La déclaration de naissance constitue une formalité essentielle : elle confère à chaque enfant une existence juridique. Pourtant, de nombreux parents continuent de dépasser les délais légaux, rendant nécessaire une procédure de régularisation.
Conformément à la loi n°004/2021 du 15 septembre 2021 portant réorganisation de l’état civil, toute naissance doit être déclarée dans un délai de 15 jours en zone urbaine et de 30 jours dans les autres localités, à compter de l’accouchement. Cette obligation incombe en priorité aux parents, mais peut également être remplie par un proche ou toute personne ayant assisté à la naissance.

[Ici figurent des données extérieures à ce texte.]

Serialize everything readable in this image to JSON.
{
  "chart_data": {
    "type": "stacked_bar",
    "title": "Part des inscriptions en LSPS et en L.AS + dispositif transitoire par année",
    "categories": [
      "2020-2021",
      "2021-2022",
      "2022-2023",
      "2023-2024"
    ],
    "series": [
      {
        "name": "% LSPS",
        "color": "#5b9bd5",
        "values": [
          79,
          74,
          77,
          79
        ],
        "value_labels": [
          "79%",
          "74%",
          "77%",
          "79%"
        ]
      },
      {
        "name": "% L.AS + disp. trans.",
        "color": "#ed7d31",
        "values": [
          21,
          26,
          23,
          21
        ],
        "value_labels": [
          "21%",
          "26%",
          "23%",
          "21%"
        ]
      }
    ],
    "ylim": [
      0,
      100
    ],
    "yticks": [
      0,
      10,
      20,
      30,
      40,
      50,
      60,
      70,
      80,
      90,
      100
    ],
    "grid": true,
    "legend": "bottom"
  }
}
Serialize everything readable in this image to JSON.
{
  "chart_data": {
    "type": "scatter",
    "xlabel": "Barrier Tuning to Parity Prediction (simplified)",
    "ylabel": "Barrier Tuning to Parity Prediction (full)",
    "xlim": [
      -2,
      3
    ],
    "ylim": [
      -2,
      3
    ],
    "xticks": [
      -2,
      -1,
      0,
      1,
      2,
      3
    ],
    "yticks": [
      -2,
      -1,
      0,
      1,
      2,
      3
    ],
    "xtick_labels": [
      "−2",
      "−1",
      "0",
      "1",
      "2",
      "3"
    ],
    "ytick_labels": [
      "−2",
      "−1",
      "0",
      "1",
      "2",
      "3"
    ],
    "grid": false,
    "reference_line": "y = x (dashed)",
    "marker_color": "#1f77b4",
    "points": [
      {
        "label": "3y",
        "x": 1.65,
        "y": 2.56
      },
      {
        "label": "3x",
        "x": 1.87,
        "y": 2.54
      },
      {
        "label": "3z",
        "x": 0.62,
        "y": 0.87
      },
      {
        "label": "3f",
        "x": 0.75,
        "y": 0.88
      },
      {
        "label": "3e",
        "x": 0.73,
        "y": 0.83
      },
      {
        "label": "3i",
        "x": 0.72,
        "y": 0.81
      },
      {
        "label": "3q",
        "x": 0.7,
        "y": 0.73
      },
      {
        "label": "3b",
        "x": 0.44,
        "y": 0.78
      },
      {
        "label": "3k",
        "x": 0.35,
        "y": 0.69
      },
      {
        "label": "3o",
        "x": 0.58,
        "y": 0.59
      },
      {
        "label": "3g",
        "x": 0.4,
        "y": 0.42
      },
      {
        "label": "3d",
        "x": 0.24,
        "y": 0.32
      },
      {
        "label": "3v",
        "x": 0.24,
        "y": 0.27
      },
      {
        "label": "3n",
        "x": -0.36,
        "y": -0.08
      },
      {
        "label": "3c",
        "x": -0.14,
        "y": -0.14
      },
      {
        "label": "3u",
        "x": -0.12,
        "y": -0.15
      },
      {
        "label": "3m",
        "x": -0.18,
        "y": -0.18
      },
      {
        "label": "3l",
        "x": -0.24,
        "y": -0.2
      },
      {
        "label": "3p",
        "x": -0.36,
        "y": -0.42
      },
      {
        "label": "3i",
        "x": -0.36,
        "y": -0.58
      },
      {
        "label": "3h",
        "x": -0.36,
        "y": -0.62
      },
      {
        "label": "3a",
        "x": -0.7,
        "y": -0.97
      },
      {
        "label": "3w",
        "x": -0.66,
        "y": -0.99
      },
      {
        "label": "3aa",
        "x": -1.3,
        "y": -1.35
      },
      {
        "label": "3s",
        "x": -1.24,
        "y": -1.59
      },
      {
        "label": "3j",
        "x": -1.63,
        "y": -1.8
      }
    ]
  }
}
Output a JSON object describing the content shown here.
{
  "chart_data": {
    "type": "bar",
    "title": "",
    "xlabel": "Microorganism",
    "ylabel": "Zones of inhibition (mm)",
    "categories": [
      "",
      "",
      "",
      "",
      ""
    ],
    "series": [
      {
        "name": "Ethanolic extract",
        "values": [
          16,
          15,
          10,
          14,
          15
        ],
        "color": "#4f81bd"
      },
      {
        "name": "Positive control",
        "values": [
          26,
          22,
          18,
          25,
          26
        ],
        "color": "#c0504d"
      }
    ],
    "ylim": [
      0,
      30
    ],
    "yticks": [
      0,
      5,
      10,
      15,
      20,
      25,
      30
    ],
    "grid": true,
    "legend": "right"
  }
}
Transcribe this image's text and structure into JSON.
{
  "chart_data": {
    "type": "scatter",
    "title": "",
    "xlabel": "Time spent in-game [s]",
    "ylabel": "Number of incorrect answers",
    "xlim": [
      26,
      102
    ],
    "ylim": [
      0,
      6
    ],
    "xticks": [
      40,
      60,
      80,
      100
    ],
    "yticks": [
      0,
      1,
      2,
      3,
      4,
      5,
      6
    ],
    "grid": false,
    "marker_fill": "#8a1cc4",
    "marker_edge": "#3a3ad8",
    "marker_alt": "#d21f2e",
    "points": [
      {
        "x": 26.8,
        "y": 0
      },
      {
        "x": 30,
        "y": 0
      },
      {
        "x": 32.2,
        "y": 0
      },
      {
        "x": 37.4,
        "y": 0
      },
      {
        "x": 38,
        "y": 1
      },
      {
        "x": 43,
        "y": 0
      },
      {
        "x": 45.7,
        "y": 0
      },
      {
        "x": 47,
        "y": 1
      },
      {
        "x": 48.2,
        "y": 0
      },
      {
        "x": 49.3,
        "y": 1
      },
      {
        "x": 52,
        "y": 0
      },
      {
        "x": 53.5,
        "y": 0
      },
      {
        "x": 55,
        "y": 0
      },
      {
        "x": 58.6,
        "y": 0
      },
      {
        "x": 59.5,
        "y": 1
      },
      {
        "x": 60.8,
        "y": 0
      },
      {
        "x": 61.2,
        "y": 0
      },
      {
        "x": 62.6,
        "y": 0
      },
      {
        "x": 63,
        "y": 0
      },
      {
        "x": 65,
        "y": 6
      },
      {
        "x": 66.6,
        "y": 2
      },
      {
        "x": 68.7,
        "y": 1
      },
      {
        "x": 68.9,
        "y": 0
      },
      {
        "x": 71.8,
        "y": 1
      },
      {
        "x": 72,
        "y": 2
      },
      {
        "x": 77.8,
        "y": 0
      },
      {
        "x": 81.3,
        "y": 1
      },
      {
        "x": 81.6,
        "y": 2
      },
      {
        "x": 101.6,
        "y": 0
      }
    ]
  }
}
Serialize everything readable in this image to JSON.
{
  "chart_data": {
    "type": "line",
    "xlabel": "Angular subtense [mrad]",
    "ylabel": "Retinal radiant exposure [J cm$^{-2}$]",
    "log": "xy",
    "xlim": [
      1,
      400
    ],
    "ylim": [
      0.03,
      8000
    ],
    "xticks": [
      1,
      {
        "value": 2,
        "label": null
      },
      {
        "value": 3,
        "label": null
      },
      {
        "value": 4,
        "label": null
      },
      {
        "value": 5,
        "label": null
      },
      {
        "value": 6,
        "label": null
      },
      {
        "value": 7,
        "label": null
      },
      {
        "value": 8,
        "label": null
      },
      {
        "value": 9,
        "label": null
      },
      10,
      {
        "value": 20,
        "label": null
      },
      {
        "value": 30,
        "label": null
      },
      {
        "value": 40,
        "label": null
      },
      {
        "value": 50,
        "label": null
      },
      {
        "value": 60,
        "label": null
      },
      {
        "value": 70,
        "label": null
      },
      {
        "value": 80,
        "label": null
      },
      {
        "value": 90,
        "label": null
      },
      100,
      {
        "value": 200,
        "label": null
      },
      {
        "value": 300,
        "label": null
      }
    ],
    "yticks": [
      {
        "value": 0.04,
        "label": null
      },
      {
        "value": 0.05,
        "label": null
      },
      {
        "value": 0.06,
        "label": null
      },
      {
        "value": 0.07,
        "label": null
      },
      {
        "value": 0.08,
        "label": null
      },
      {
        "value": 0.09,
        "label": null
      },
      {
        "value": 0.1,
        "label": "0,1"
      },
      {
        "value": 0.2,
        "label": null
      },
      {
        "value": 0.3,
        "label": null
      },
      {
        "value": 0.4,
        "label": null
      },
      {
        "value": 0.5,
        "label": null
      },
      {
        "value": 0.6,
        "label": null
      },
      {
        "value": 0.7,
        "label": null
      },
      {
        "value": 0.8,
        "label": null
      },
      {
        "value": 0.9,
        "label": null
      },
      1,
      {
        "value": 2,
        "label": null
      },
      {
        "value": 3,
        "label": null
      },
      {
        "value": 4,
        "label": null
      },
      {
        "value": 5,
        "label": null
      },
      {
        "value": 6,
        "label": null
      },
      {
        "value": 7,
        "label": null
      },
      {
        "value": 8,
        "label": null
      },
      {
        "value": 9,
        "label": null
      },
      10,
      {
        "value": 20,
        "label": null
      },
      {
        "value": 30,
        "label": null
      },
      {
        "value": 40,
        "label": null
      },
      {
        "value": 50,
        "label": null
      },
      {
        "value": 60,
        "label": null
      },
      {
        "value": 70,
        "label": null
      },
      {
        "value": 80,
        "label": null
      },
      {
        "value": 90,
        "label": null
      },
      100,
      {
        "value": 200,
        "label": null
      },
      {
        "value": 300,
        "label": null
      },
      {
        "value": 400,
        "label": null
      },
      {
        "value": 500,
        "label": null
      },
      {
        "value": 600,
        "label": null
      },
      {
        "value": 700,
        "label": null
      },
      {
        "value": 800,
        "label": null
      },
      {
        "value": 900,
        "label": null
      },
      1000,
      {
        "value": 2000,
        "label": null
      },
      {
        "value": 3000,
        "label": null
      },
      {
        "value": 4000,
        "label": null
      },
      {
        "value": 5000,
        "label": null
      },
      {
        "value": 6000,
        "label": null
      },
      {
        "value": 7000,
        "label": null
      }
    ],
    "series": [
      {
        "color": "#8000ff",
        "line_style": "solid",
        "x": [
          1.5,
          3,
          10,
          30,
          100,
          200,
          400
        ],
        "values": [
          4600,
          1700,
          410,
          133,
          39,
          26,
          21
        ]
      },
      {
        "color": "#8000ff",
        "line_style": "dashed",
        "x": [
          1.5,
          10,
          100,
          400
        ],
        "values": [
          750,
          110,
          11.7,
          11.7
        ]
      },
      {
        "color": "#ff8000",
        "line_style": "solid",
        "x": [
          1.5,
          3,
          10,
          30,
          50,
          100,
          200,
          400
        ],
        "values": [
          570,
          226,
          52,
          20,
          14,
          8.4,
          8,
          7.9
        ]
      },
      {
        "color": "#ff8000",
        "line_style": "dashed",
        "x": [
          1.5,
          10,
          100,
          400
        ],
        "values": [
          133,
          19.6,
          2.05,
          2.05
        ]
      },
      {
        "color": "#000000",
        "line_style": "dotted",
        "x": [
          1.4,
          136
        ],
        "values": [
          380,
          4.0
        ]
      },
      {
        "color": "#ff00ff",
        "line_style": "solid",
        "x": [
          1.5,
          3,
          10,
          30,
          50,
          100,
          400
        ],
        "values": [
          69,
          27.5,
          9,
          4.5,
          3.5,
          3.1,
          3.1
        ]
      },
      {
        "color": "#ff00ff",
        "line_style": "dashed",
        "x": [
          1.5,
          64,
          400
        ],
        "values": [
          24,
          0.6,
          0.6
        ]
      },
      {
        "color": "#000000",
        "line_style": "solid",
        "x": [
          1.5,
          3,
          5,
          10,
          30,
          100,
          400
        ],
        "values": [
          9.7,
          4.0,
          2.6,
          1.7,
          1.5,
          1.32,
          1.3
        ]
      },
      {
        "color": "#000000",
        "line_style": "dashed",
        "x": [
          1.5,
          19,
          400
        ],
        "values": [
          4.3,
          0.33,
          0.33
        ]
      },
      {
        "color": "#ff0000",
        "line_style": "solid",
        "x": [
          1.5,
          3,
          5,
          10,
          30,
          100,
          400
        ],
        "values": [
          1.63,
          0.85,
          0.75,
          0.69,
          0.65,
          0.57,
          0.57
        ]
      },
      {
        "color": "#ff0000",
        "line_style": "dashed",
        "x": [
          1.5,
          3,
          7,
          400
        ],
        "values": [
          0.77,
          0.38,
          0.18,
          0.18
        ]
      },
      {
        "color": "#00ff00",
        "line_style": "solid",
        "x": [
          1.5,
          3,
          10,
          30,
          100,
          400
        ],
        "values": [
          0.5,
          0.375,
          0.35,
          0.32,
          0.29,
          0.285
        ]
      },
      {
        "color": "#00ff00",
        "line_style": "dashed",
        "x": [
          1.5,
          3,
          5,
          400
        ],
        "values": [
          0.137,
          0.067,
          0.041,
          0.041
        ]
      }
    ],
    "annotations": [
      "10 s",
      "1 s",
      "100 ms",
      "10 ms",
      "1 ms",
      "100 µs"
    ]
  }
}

Passé ce délai, l’officier d’état civil n’est plus habilité à établir directement l’acte de naissance. Le déclarant doit alors saisir le tribunal compétent afin d’obtenir un jugement supplétif d’acte de naissance, conformément aux dispositions du Code civil gabonais.
Le dossier soumis au juge comprend généralement le certificat d’accouchement, les pièces d’identité des parents, des témoignages, ainsi qu’un certificat de non-déclaration. Si la demande est jugée recevable, la décision judiciaire permet la transcription de l’acte dans les registres de l’état civil.
Document fondamental, l’acte de naissance est indispensable pour l’inscription scolaire, l’obtention de documents d’identité ou encore l’accès à certains droits sociaux. Véritable socle de l’identité juridique, il garantit la reconnaissance officielle de l’enfant dès sa naissance. Respecter les délais légaux permet ainsi d’éviter des démarches longues et parfois contraignantes.